Le directeur du service d’Etat pour les situations d’urgence ukrainien, Sergui Botchkovski, et son adjoint Vassyl Stoïetski, soupçonnés de corruption, ont été arrêtés, mercredi 25 mars, au cours d’une réunion gouvernementale retransmise à la télévision – fait inédit en Ukraine. Les deux hommes sont accusés d’avoir effectué des achats publics « à des prix beaucoup plus élevés » que le prix du marché, notamment auprès du géant pétrolier russe Loukoïl, selon la police, qui a dénoncé « un schéma criminel ».
Le gouvernement pro-occidental arrivé au pouvoir après la chute du président Viktor Ianoukovitch a annoncé vouloir faire de la lutte contre la corruption, qui gangrène l’Ukraine depuis des années, l’une de ses priorités.
« Tous les kopecks comptent »
Présent à cette réunion, le ministre de l’intérieur, Arsen Avakov, a justifié ces arrestations publiques. « Je n’enfreins pas le secret de l’enquête, mais je mène une enquête publique. Ce n’est pas un spectacle (…). Je pense que c’est un vaccin et il faut que cela soit public », a-t-il déclaré. Le premier ministre, Arseni Iatseniouk, a lui aussi motivé cette démonstration de force :
« Lorsque le pays est en guerre, tous les kopecks comptent. Or, ils volent les gens et le pays. Cela arrivera à tous ceux qui enfreignent la loi et se moquent de l’Etat ukrainien. »

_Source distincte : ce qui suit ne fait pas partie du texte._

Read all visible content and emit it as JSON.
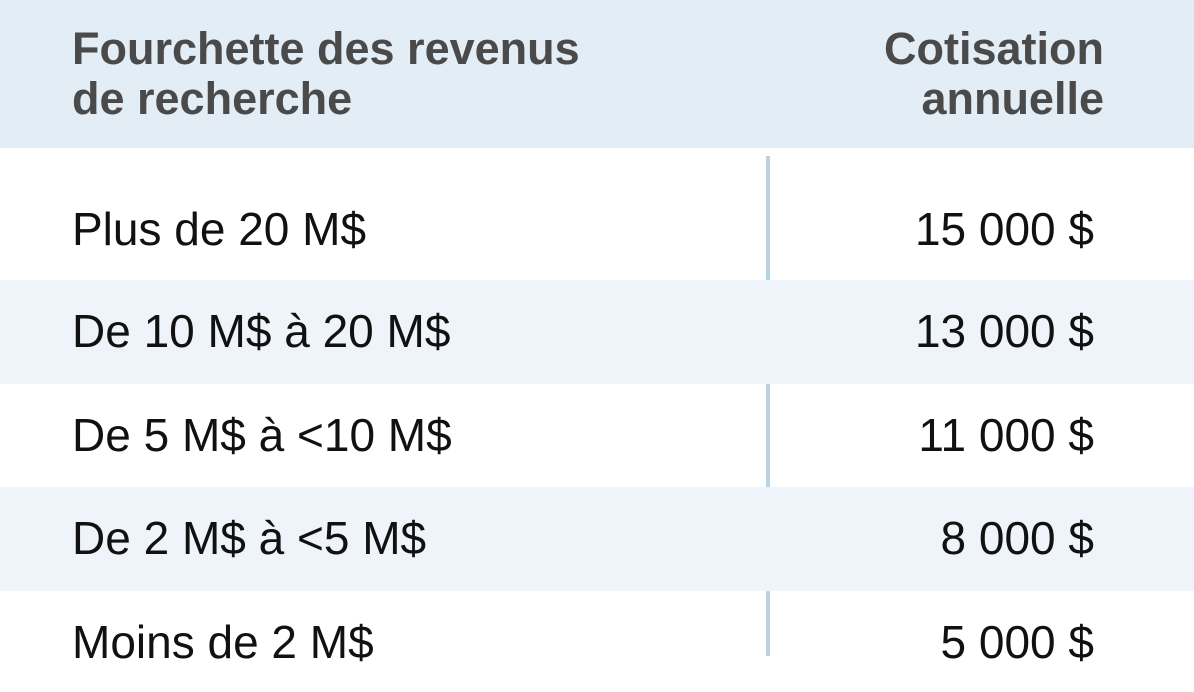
{
  "table": {
    "header": {
      "left_line1": "Fourchette des revenus",
      "left_line2": "de recherche",
      "right_line1": "Cotisation",
      "right_line2": "annuelle"
    },
    "rows": [
      {
        "range": "Plus de 20 M$",
        "fee": "15 000 $"
      },
      {
        "range": "De 10 M$ à 20 M$",
        "fee": "13 000 $"
      },
      {
        "range": "De 5 M$ à <10 M$",
        "fee": "11 000 $"
      },
      {
        "range": "De 2 M$ à <5 M$",
        "fee": "8 000 $"
      },
      {
        "range": "Moins de 2 M$",
        "fee": "5 000 $"
      }
    ],
    "colors": {
      "header_bg": "#e3edf5",
      "alt_row_bg": "#eef4f9",
      "divider": "#b8d2e6",
      "header_text": "#4a4a4a"
    }
  }
}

Ces arrestations publiques ont immédiatement provoqué de nombreuses réactions y compris en Russie. « A Kiev, on arrête pour corruption dans les achats publics en pleine réunion du gouvernement. Le Fonds de lutte contre la corruption est prêt à remettre tous les documents pour l’arrestation de 90 % des ministres russes », a ainsi écrit sur son comte Twitter l’opposant russe Alexeï Navalny, faisant référence à son organisation de lutte contre la corruption en Russie.
Limogeage d’un gouverneur
Par ailleurs, le président ukrainien, Petro Porochenko, a limogé mercredi Igor Kolomoïski, gouverneur de la région de Dnipropetrovsk, frontalière de l’Est séparatiste prorusse. L’homme d’affaires, dont la fortune est estimée à 1,8 milliard de dollars par Forbes pour des activités dans la banque, le secteur énergétique et les médias, était un allié précieux du gouvernement du Kiev.
Nommé gouverneur en mars 2014 pour mettre fin aux pulsions séparatistes dans cette région industrielle clé, Igor Kolomoïski s’est illustré par la création et le financement de puissants bataillons de volontaires qui combattent aux côtés des troupes ukrainiennes contre les insurgés prorusses. Dans un communiqué publié sur le site de la présidence, Petro Porochenko explique que l’oligarque a lui-même offert de quitter ses fonctions de gouverneur lors d’une réunion mardi soir, au terme de plusieurs jours de bras de fer.
Igor Kolomoïski, 52 ans, fait partie de ces hommes d’affaires qui ont fait fortune après l’indépendance de l’Ukraine, en 1991, et qui ont pris le contrôle de pans entiers de l’économie locale, y compris dans des secteurs stratégiques comme l’énergie, et sont devenus des acteurs politiques influents en coulisse. Mais ses intérêts sont entrés en collision la semaine dernière avec ceux du président ukrainien, quand les députés ont adopté une loi destinée à modifier l’organisation des conseils d’administration des entreprises publiques afin de réduire le contrôle exercé par les actionnaires minoritaires.
« Le président Porochenko a fait preuve de volonté dans la lutte contre l’anarchie des oligarques », a de son côté commenté Volodymyr Fessenko, analyste politique indépendant, tout en disant espérer qu’il n’y aurait « pas de fronde » après le limogeage du gouverneur de Dnipropetrovsk. Certains craignent en effet qu’Igor Kolomoïski puisse avoir recours à ses bataillons de volontaires pour prendre sa revanche.